Meskipun begitu Abdul Wahid berkomitmen akan menyelesaikan persoalan keuangan tahun 2025, sehingga program 2026 kembali berjalan
Namun masyarakat tentu bertanya tanya, 13 tahun provinsi riau berturut-turut menerima penilaian WTP dari BPK RI, menunjukkan tata kelola keuangan dan pemerintahan provinsi riau sangat baik dan stabil, SDM aparatur terlihat semakin membaik, seketika runtuh karna laporan APBD tahun 2024 diganjar penilaian Wajar dengan (WDP), laporan keuangan tidak rasional, tidak mengikuti standar Administrasi Pemerintahan (SAP)

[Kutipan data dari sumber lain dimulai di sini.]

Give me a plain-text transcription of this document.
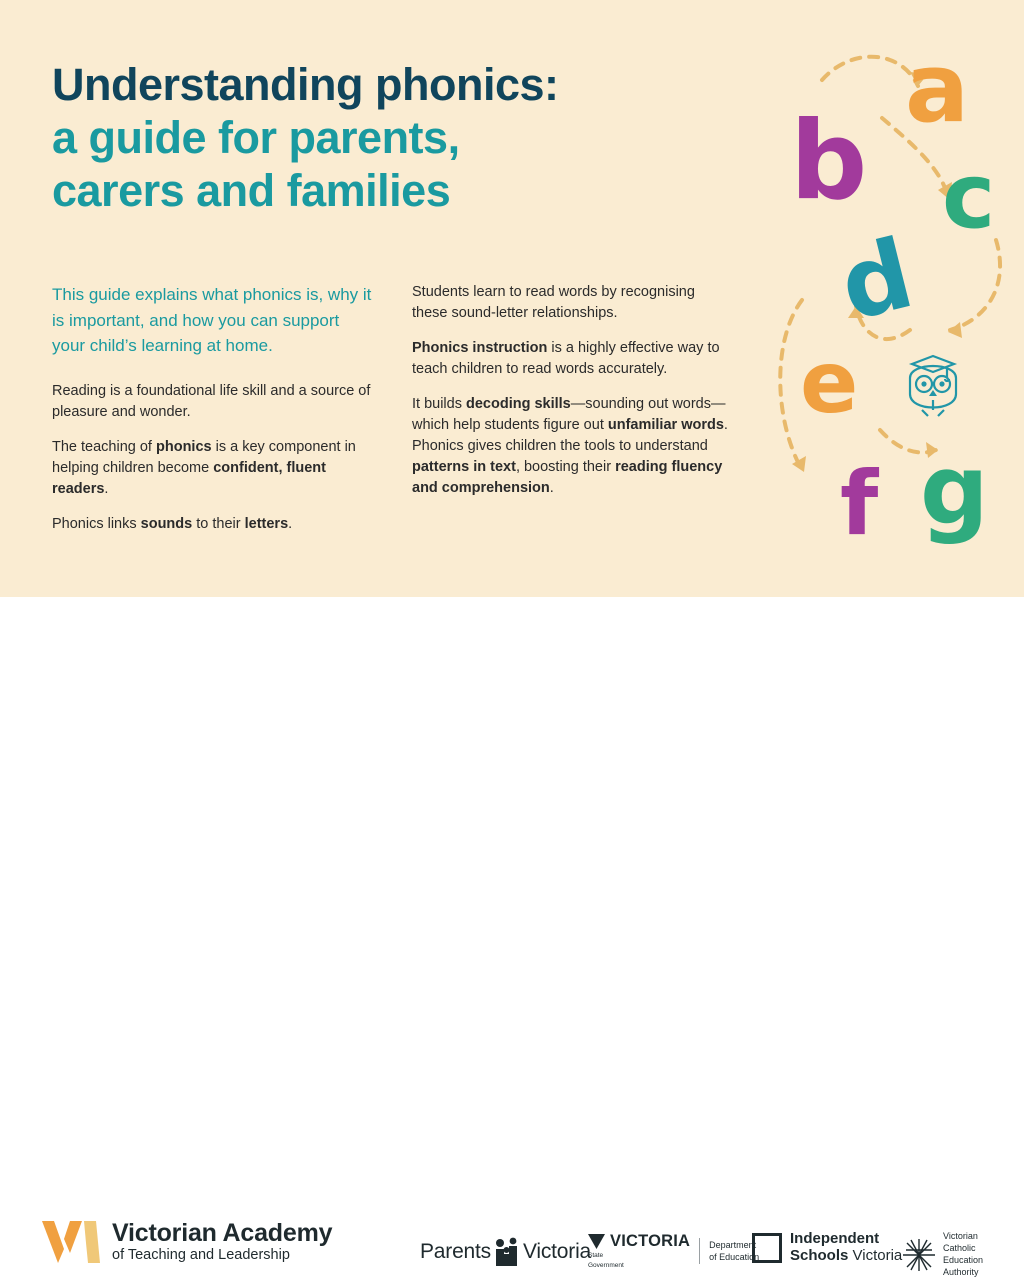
Understanding phonics:
a guide for parents,
carers and families
This guide explains what phonics is, why it is important, and how you can support your child’s learning at home.

Reading is a foundational life skill and a source of pleasure and wonder.

The teaching of phonics is a key component in helping children become confident, fluent readers.

Phonics links sounds to their letters.

Students learn to read words by recognising these sound-letter relationships.

Phonics instruction is a highly effective way to teach children to read words accurately.

It builds decoding skills—sounding out words—which help students figure out unfamiliar words. Phonics gives children the tools to understand patterns in text, boosting their reading fluency and comprehension.

a
b c
d
e
f g
Victorian Academy
of Teaching and Leadership	Parents Victoria VICTORIA
State
Government
Department
of Education
Independent
Schools Victoria
Victorian
Catholic
Education
Authority
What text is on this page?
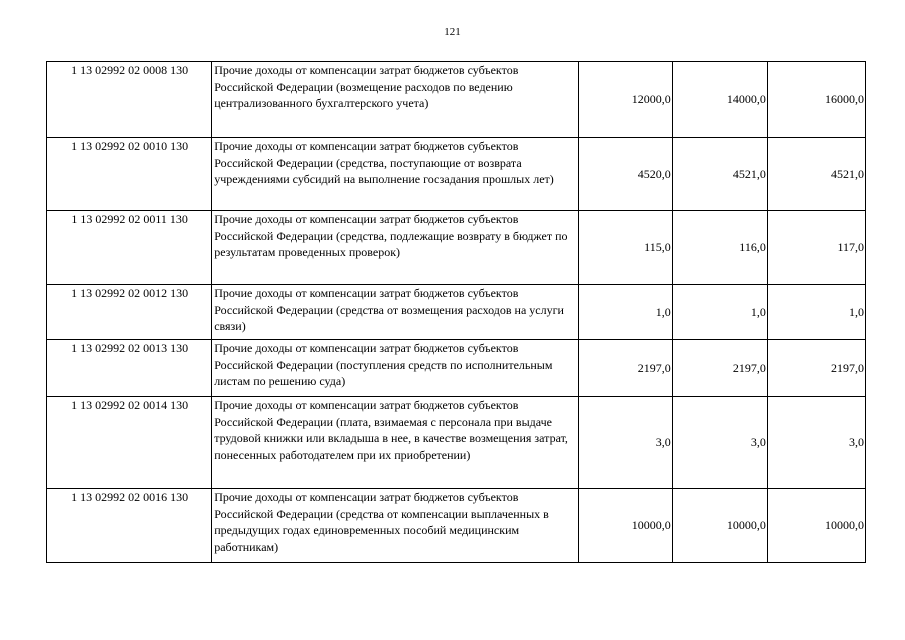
121
1 13 02992 02 0008 130	Прочие доходы от компенсации затрат бюджетов субъектов Российской Федерации (возмещение расходов по ведению централизованного бухгалтерского учета)	12000,0	14000,0	16000,0
1 13 02992 02 0010 130	Прочие доходы от компенсации затрат бюджетов субъектов Российской Федерации (средства, поступающие от возврата учреждениями субсидий на выполнение госзадания прошлых лет)	4520,0	4521,0	4521,0
1 13 02992 02 0011 130	Прочие доходы от компенсации затрат бюджетов субъектов Российской Федерации (средства, подлежащие возврату в бюджет по результатам проведенных проверок)	115,0	116,0	117,0
1 13 02992 02 0012 130	Прочие доходы от компенсации затрат бюджетов субъектов Российской Федерации (средства от возмещения расходов на услуги связи)	1,0	1,0	1,0
1 13 02992 02 0013 130	Прочие доходы от компенсации затрат бюджетов субъектов Российской Федерации (поступления средств по исполнительным листам по решению суда)	2197,0	2197,0	2197,0
1 13 02992 02 0014 130	Прочие доходы от компенсации затрат бюджетов субъектов Российской Федерации (плата, взимаемая с персонала при выдаче трудовой книжки или вкладыша в нее, в качестве возмещения затрат, понесенных работодателем при их приобретении)	3,0	3,0	3,0
1 13 02992 02 0016 130	Прочие доходы от компенсации затрат бюджетов субъектов Российской Федерации (средства от компенсации выплаченных в предыдущих годах единовременных пособий медицинским работникам)	10000,0	10000,0	10000,0
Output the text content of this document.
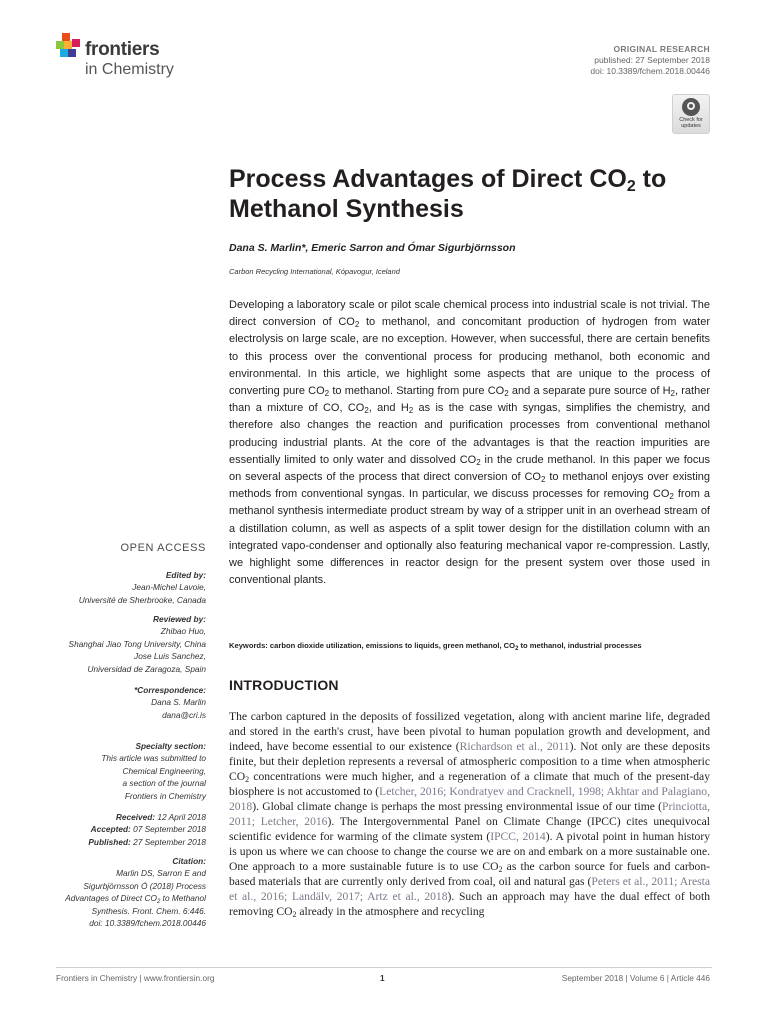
frontiers
in Chemistry
ORIGINAL RESEARCH
published: 27 September 2018
doi: 10.3389/fchem.2018.00446
Check for updates
Process Advantages of Direct $CO_2$ to
Methanol Synthesis
Dana S. Marlin*, Emeric Sarron and Ómar Sigurbjörnsson
Carbon Recycling International, Kópavogur, Iceland
Developing a laboratory scale or pilot scale chemical process into industrial scale is not trivial. The direct conversion of $CO_2$ to methanol, and concomitant production of hydrogen from water electrolysis on large scale, are no exception. However, when successful, there are certain benefits to this process over the conventional process for producing methanol, both economic and environmental. In this article, we highlight some aspects that are unique to the process of converting pure $CO_2$ to methanol. Starting from pure $CO_2$ and a separate pure source of $H_2$, rather than a mixture of CO, $CO_2$, and $H_2$ as is the case with syngas, simplifies the chemistry, and therefore also changes the reaction and purification processes from conventional methanol producing industrial plants. At the core of the advantages is that the reaction impurities are essentially limited to only water and dissolved $CO_2$ in the crude methanol. In this paper we focus on several aspects of the process that direct conversion of $CO_2$ to methanol enjoys over existing methods from conventional syngas. In particular, we discuss processes for removing $CO_2$ from a methanol synthesis intermediate product stream by way of a stripper unit in an overhead stream of a distillation column, as well as aspects of a split tower design for the distillation column with an integrated vapo-condenser and optionally also featuring mechanical vapor re-compression. Lastly, we highlight some differences in reactor design for the present system over those used in conventional plants.
Keywords: carbon dioxide utilization, emissions to liquids, green methanol, $CO_2$ to methanol, industrial processes
OPEN ACCESS
Edited by:
Jean-Michel Lavoie,
Université de Sherbrooke, Canada
Reviewed by:
Zhibao Huo,
Shanghai Jiao Tong University, China
Jose Luis Sanchez,
Universidad de Zaragoza, Spain
*Correspondence:
Dana S. Marlin
dana@cri.is
Specialty section:
This article was submitted to
Chemical Engineering,
a section of the journal
Frontiers in Chemistry
Received: 12 April 2018
Accepted: 07 September 2018
Published: 27 September 2018
Citation:
Marlin DS, Sarron E and
Sigurbjörnsson Ó (2018) Process
Advantages of Direct $CO_2$ to Methanol
Synthesis. Front. Chem. 6:446.
doi: 10.3389/fchem.2018.00446
INTRODUCTION
The carbon captured in the deposits of fossilized vegetation, along with ancient marine life, degraded and stored in the earth's crust, have been pivotal to human population growth and development, and indeed, have become essential to our existence (Richardson et al., 2011). Not only are these deposits finite, but their depletion represents a reversal of atmospheric composition to a time when atmospheric $CO_2$ concentrations were much higher, and a regeneration of a climate that much of the present-day biosphere is not accustomed to (Letcher, 2016; Kondratyev and Cracknell, 1998; Akhtar and Palagiano, 2018). Global climate change is perhaps the most pressing environmental issue of our time (Princiotta, 2011; Letcher, 2016). The Intergovernmental Panel on Climate Change (IPCC) cites unequivocal scientific evidence for warming of the climate system (IPCC, 2014). A pivotal point in human history is upon us where we can choose to change the course we are on and embark on a more sustainable one. One approach to a more sustainable future is to use $CO_2$ as the carbon source for fuels and carbon-based materials that are currently only derived from coal, oil and natural gas (Peters et al., 2011; Aresta et al., 2016; Landälv, 2017; Artz et al., 2018). Such an approach may have the dual effect of both removing $CO_2$ already in the atmosphere and recycling
Frontiers in Chemistry | www.frontiersin.org	1	September 2018 | Volume 6 | Article 446
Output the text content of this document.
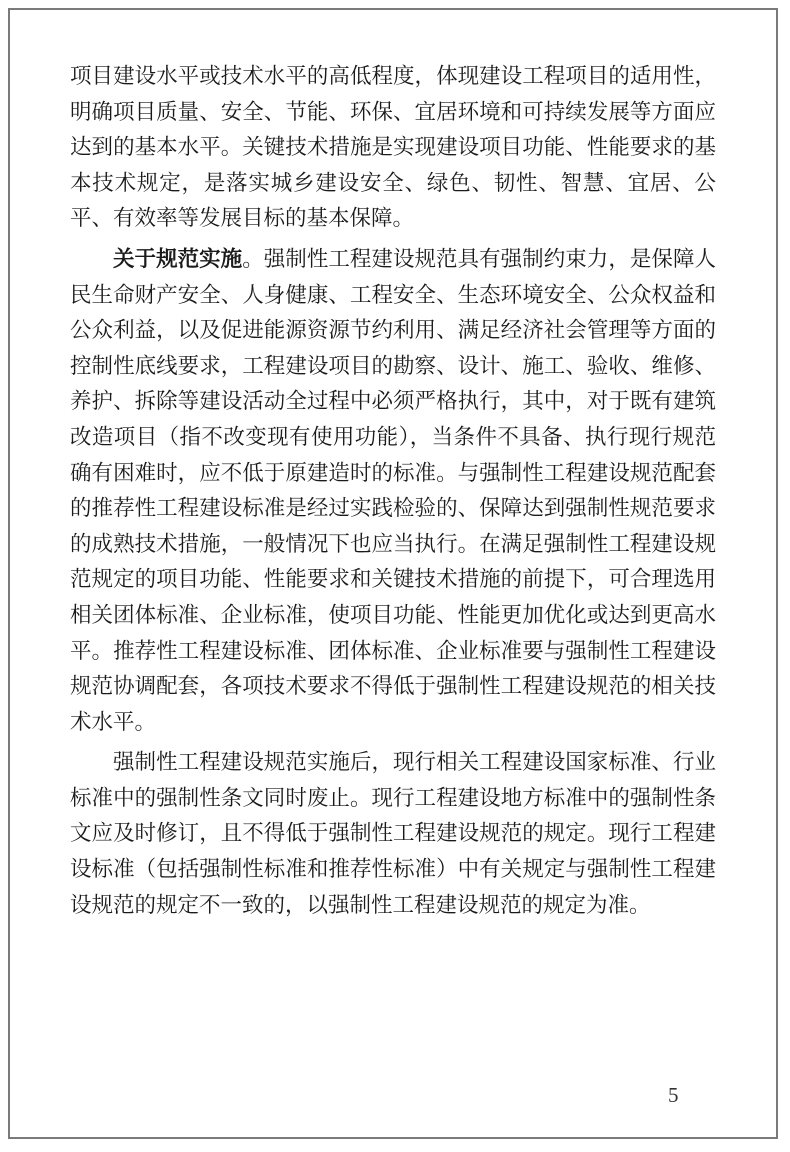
项目建设水平或技术水平的高低程度，体现建设工程项目的适用性，明确项目质量、安全、节能、环保、宜居环境和可持续发展等方面应达到的基本水平。关键技术措施是实现建设项目功能、性能要求的基本技术规定，是落实城乡建设安全、绿色、韧性、智慧、宜居、公平、有效率等发展目标的基本保障。

关于规范实施。强制性工程建设规范具有强制约束力，是保障人民生命财产安全、人身健康、工程安全、生态环境安全、公众权益和公众利益，以及促进能源资源节约利用、满足经济社会管理等方面的控制性底线要求，工程建设项目的勘察、设计、施工、验收、维修、养护、拆除等建设活动全过程中必须严格执行，其中，对于既有建筑改造项目（指不改变现有使用功能），当条件不具备、执行现行规范确有困难时，应不低于原建造时的标准。与强制性工程建设规范配套的推荐性工程建设标准是经过实践检验的、保障达到强制性规范要求的成熟技术措施，一般情况下也应当执行。在满足强制性工程建设规范规定的项目功能、性能要求和关键技术措施的前提下，可合理选用相关团体标准、企业标准，使项目功能、性能更加优化或达到更高水平。推荐性工程建设标准、团体标准、企业标准要与强制性工程建设规范协调配套，各项技术要求不得低于强制性工程建设规范的相关技术水平。

强制性工程建设规范实施后，现行相关工程建设国家标准、行业标准中的强制性条文同时废止。现行工程建设地方标准中的强制性条文应及时修订，且不得低于强制性工程建设规范的规定。现行工程建设标准（包括强制性标准和推荐性标准）中有关规定与强制性工程建设规范的规定不一致的，以强制性工程建设规范的规定为准。

5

Publik menilai ada aktor intelektual yang ikut berpartisipasi, kekacauan tata kelola keuangan provinsi riau diduga ada unsur kesengajaan, ada dugaan pihak-pihak yang terlibat dalam penyusunan APBD 2024 menerima manfaat alias menerima keuntungan, tentu dugaan ini harus dibuktikan secara hukum.
Desas desus tokoh intelektual yang banyak disebut netizen dimedia sosial dan cerita kedai kopi adalah pejabat yang punya kendali atas TAPD Provinsi Riau saat itu berinisial SFH dan dari Lembaga DPRD berinisial YLS dan ANH. Tokoh ketiga ini bekoalisi dalam meloloskan APBD tahun 2024. benar tidaknya info ini tentu harus dibuktikan secara hukum oleh Aparat Penegak Hukum.
Dugaan itu diperkuat dengan adanya bukti salah satu rekanan atau pihak ketiga yang tidak mau disebutkan namanya, ia mengatakan juga mengalami tunda pembayaran, anehnya ada Surat Perintah Pembayaran (SPM) yang diterbitkan oktober dan november tidak dicairkan, sementara SPM yang terbit di bulan desember 2024 dicairkan.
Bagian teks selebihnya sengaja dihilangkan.